Sean Johnson had just returned from serving in the Air Force in Operation Desert Storm when his life changed forever—he was shot in the back and paralyzed during a domestic dispute in his West Philadelphia neighborhood. He now shares his story with Magee Rehabilitation’s Think First Program to teach others how to make good life choices.
Rehabilitation, Recovery and Complications
Sean’s L3 incomplete spinal cord injury left him paralyzed from the waist down. Extensive rehabilitation at Magee helped him recover far past what anyone expected.
“Magee was such a safe haven for me,” said Sean. “I had immense anxiety about going back into the world, but the staff prepared me for life as a disabled person in the real world. I developed a mentality to push past what I thought my limits were—and that’s where the magic happened. My doctors told me to prepare to live my life in a wheelchair and then I was walking again a year after I was discharged.”
Then, after two decades of walking with a brace, Sean’s right leg had to be amputated when a blister on his leg had become infected with MRSA, a bacteria resistant to antibiotics. He says the loss of his leg actually improved his quality of life in many ways.
“Now that I am wearing a prosthesis, I have more mobility, less back pain and an ability to stay active more often,” he explained.
Teaching Others How to “Think First”
After his recovery, Sean became a Voice for Injury Prevention (VIP) speaker in Magee’s Think First Program—a nationally-coordinated assembly education program raising awareness about brain and spinal cord injury prevention by teaching students about anatomy, safety and the importance of good decision-making skills.

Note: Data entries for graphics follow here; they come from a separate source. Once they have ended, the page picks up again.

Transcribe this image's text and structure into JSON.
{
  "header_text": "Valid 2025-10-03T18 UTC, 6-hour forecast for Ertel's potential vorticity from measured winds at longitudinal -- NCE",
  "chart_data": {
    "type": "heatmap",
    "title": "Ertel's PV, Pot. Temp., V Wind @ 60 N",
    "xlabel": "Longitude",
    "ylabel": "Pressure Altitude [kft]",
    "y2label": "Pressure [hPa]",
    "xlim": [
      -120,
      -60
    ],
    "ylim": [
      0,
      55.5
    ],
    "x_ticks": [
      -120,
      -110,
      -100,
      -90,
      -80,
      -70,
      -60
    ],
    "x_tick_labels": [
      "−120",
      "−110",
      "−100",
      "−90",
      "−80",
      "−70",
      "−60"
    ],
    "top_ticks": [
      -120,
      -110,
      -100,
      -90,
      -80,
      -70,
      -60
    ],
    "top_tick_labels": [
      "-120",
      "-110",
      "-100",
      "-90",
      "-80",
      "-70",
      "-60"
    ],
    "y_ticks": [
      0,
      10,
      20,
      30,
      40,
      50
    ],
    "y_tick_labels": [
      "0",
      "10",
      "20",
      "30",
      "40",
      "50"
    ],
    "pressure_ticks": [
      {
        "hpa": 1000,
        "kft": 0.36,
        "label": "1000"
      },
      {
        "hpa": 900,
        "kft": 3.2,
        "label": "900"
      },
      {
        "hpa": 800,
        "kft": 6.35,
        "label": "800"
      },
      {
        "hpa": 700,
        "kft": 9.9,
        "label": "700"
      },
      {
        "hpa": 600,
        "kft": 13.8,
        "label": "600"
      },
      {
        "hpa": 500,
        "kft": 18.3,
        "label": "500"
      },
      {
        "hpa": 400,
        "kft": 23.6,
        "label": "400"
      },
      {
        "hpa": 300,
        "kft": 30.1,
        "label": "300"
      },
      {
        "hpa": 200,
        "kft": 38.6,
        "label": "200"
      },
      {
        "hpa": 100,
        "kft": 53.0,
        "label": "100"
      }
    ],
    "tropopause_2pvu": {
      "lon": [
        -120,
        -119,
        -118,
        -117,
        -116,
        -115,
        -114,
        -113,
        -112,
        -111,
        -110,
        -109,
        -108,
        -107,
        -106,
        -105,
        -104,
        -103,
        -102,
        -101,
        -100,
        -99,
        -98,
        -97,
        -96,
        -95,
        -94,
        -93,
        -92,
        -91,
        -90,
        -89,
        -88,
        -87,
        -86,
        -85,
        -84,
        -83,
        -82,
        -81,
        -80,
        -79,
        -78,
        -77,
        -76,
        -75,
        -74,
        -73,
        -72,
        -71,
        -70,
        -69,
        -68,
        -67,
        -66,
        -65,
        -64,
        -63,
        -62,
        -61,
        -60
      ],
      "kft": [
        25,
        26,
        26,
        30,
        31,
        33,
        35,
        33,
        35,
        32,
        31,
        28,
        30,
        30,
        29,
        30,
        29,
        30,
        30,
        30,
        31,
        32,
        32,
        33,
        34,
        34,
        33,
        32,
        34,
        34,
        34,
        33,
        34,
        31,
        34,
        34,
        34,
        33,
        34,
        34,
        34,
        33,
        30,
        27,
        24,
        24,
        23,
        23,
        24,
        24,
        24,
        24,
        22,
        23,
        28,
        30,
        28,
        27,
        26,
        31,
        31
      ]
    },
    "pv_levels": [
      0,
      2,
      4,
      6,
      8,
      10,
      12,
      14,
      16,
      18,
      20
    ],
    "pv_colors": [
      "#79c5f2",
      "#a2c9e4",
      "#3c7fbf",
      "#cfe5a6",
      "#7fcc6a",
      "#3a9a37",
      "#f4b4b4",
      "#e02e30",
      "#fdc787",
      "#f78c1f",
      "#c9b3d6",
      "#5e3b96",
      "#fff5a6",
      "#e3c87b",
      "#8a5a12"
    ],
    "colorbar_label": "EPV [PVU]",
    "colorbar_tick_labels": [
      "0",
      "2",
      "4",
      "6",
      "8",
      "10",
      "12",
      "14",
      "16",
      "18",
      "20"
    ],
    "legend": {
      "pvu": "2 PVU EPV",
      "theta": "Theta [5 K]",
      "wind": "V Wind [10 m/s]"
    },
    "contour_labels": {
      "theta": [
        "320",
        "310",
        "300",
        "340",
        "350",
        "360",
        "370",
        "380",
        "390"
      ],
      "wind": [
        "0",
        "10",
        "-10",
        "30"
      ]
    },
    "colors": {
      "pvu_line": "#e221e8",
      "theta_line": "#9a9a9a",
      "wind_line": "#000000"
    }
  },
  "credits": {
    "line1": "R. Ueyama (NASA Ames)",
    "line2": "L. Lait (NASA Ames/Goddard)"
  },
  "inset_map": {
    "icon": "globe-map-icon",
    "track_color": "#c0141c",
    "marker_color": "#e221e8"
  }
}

Sean has spoken with thousands of students about his injury. He teaches them to take accountability and responsibility for their actions and avoid bad decisions by setting high standards and never compromising them.
“Although my accident wasn’t typical of those with spinal cord injuries, the message I share with everyone is about making good life decisions,” he said. “My injury happened because of a series of choices I made. Since then, I’ve learned a lot about the importance of setting high standards for myself and surrounding myself with positive people. That’s what I share with these students.”
At the end of every presentation, Sean asks the students to take a pledge: “I will think first.” He shared, “I never thought I would be shot, paralyzed and close to death. I didn’t see that life. But if I took another second to think before I made any decisions that night, it could have changed the trajectory of my story.”
The power of Sean’s story reaches across cultural boundaries. “It’s almost like music; we connect through storytelling. I speak to kids of all races and ages, and it’s a great way to get in touch with my humanity and connect with others whose experiences may be much different from mine.”
The most rewarding part of the Think First Program, Sean shared, is receiving letters from kids telling him the impact he’s made on their lives. He is grateful to Magee for helping him get his life back and for providing a platform for him to help others.